As far as the output goes, this is functionally equivalent to finding the t-statistic for the same degrees of freedom (N-3), and squaring it. Source

An Example

If we whip up a quick Linear Regression using the statsmodels.api and the boston dataset within sklearn, we get access to a very clean object that we can use to interrogate the F-statistic for the model as a whole

import statsmodels.api as sm
from sklearn.datasets import load_boston

data = load_boston()

X = data['data']
X = sm.add_constant(X)

est = sm.OLS(data['target'], X)
est = est.fit()

est.fvalue
108.07666617432622

But we also can see, using .summary(), the t-statistic for each of the attributes of our model. This is the same as omitting the variable, calculating the F-statistic, then taking the square root (and changing the sign, where appropriate).

In other words, this is the same as the partial effect of adding this variable to the mix.

est.summary()



OLS Regression Results
Dep. Variable: y R-squared: 0.741
Model: OLS Adj. R-squared: 0.734
Method: Least Squares F-statistic: 108.1
Date: Mon, 09 Sep 2019 Prob (F-statistic): 6.72e-135
Time: 16:44:05 Log-Likelihood: -1498.8
No. Observations: 506 AIC: 3026.
Df Residuals: 492 BIC: 3085.
Df Model: 13
Covariance Type: nonrobust

coef std err t P>|t| [0.025 0.975]
const 36.4595 5.103 7.144 0.000 26.432 46.487
x1 -0.1080 0.033 -3.287 0.001 -0.173 -0.043
x2 0.0464 0.014 3.382 0.001 0.019 0.073
x3 0.0206 0.061 0.334 0.738 -0.100 0.141
x4 2.6867 0.862 3.118 0.002 0.994 4.380
x5 -17.7666 3.820 -4.651 0.000 -25.272 -10.262
x6 3.8099 0.418 9.116 0.000 2.989 4.631
x7 0.0007 0.013 0.052 0.958 -0.025 0.027
x8 -1.4756 0.199 -7.398 0.000 -1.867 -1.084
x9 0.3060 0.066 4.613 0.000 0.176 0.436
x10 -0.0123 0.004 -3.280 0.001 -0.020 -0.005
x11 -0.9527 0.131 -7.283 0.000 -1.210 -0.696
x12 0.0093 0.003 3.467 0.001 0.004 0.015
x13 -0.5248 0.051 -10.347 0.000 -0.624 -0.425
Omnibus: 178.041 Durbin-Watson: 1.078
Prob(Omnibus): 0.000 Jarque-Bera (JB): 783.126
Skew: 1.521 Prob(JB): 8.84e-171
Kurtosis: 8.281 Cond. No. 1.51e+04


Warnings:
[1] Standard Errors assume that the covariance matrix of the errors is correctly specified.
[2] The condition number is large, 1.51e+04. This might indicate that there are
strong multicollinearity or other numerical problems.

A warning about .summary() method and t-statistics

It’s not enough to consider all of the t-statistics for each coefficient.

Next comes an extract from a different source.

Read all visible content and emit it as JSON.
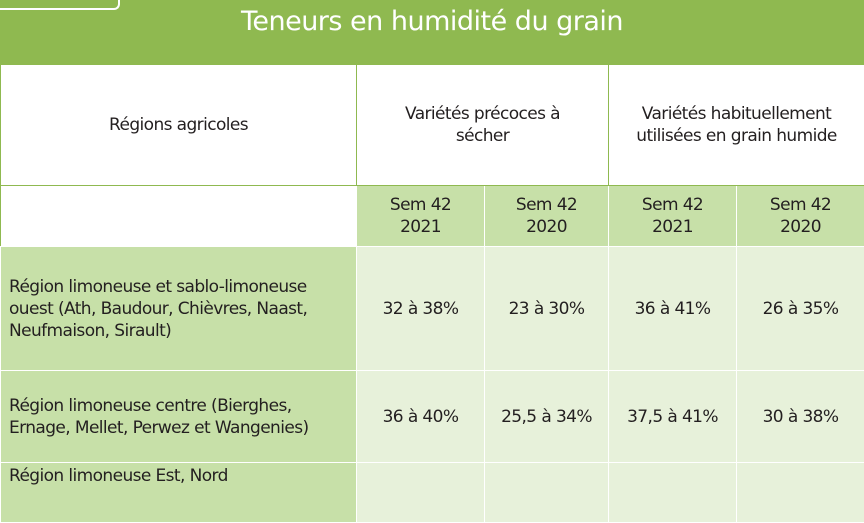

Consider the case when we build a Linear Regression off of 100 different attributes and that our null hypothesis is true– each of them are unrelated to the target.

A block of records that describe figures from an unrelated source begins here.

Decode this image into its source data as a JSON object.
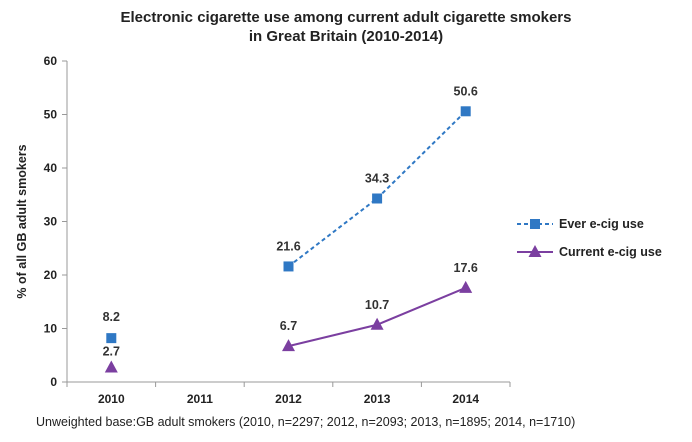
{
  "chart_data": {
    "type": "line",
    "title_line1": "Electronic cigarette use among current adult cigarette smokers",
    "title_line2": "in Great Britain (2010-2014)",
    "xlabel": "",
    "ylabel": "% of all GB adult smokers",
    "categories": [
      "2010",
      "2011",
      "2012",
      "2013",
      "2014"
    ],
    "ylim": [
      0,
      60
    ],
    "yticks": [
      0,
      10,
      20,
      30,
      40,
      50,
      60
    ],
    "grid": false,
    "legend_position": "right",
    "series": [
      {
        "name": "Ever e-cig use",
        "color": "#2f78c4",
        "marker": "square",
        "line_style": "dashed",
        "values": [
          8.2,
          null,
          21.6,
          34.3,
          50.6
        ],
        "labels": [
          "8.2",
          "",
          "21.6",
          "34.3",
          "50.6"
        ]
      },
      {
        "name": "Current e-cig use",
        "color": "#7b3fa0",
        "marker": "triangle",
        "line_style": "solid",
        "values": [
          2.7,
          null,
          6.7,
          10.7,
          17.6
        ],
        "labels": [
          "2.7",
          "",
          "6.7",
          "10.7",
          "17.6"
        ]
      }
    ]
  },
  "caption": "Unweighted base:GB adult smokers (2010, n=2297; 2012, n=2093; 2013, n=1895; 2014, n=1710)"
}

Recall that the p-value is shorthood for “probability that we observed this statistic under the null hypothesis.” We often reject values less than 0.05, but considering the joint probability of 100 attributes, it’s likely that we incidentally see one of them coming in under this cutoff– despite not being valid.

If our criteria for “is this model valid?” is throwing a big ol’ OR statement on all of the p-values and hoping for a bite, we’re likely to come to a false conclusion.

On the other hand, looking at the F statistic, because of the normalization by n and p, accounts for the observation and dimension size.